To do this analysis, FAO-AF focused on five questions: 1) How did current anti-wildfire treatments in the Lake Tahoe Basin compare to treatments planned for the next decade; 2) How did fire affect WUI areas and SEZs historically; 3) Given the status of the WUI, SEZs, and fuel treatments at the time, what
was the potential for hazardous fires to incur (based on models of crown fire initiation and conditional burn probability) in the WUI and SEZ areas of the Lake Tahoe Basin; 4) How do WUI, SEZs, and fuel treatments differ between hardwood dominated riparian systems, or within annual or perennial systems at different reaches of the watershed; and 5) How would implementing the planned treatments change the potential for fire initiation and burn probability in the WUI and SEZs of the Lake Tahoe Basin?
The project covered all lands within the Lake Tahoe Basin Management Unit, which included a 231,285 acre LiDAR sample area. The general approach was to develop fire behavior and probability inputs within the Lake Tahoe Basin using LiDAR, WorldView-2 imagery and existing GIS layers.

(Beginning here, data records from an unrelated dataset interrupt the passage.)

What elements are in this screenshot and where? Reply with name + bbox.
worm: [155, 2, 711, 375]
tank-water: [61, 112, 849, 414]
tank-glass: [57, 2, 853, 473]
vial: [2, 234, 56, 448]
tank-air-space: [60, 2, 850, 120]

Findings showed that, as with much of the Sierra Nevada Range, fire was common in the Lake Tahoe Basin prior to the late 19th and early 20th centuries. In the latter half of the 20th century, fires were also relatively consistent in number per year, but vast majority of the fires were controlled before they grew to an acre or more in size, resulting to a near absence of fire on the landscape over this period of time. Existing current policies focused on fire exclusion, as well as the difficulties with doing large scale prescribed burning have essentially removed fire as an ecosystem process at a landscape scale from the Lake Tahoe Basin over the past nearly 100 years. However, areas that did receive fire treatments within the WUI, riparian vegetation, or outside of these areas consistently had a lower probability for passive or active fires; treatments more than 15 years old also had a lower potential for passive or active crown fire when compared with areas that were not treated at all. The report concluded that continued, incorporation of knowledge from fire managers and others with: local fire experience, WUI protection experience, skills in evacuation procedures, and understanding of local ecological conditions is critical to the continued long term planning and success of any fuel management strategy.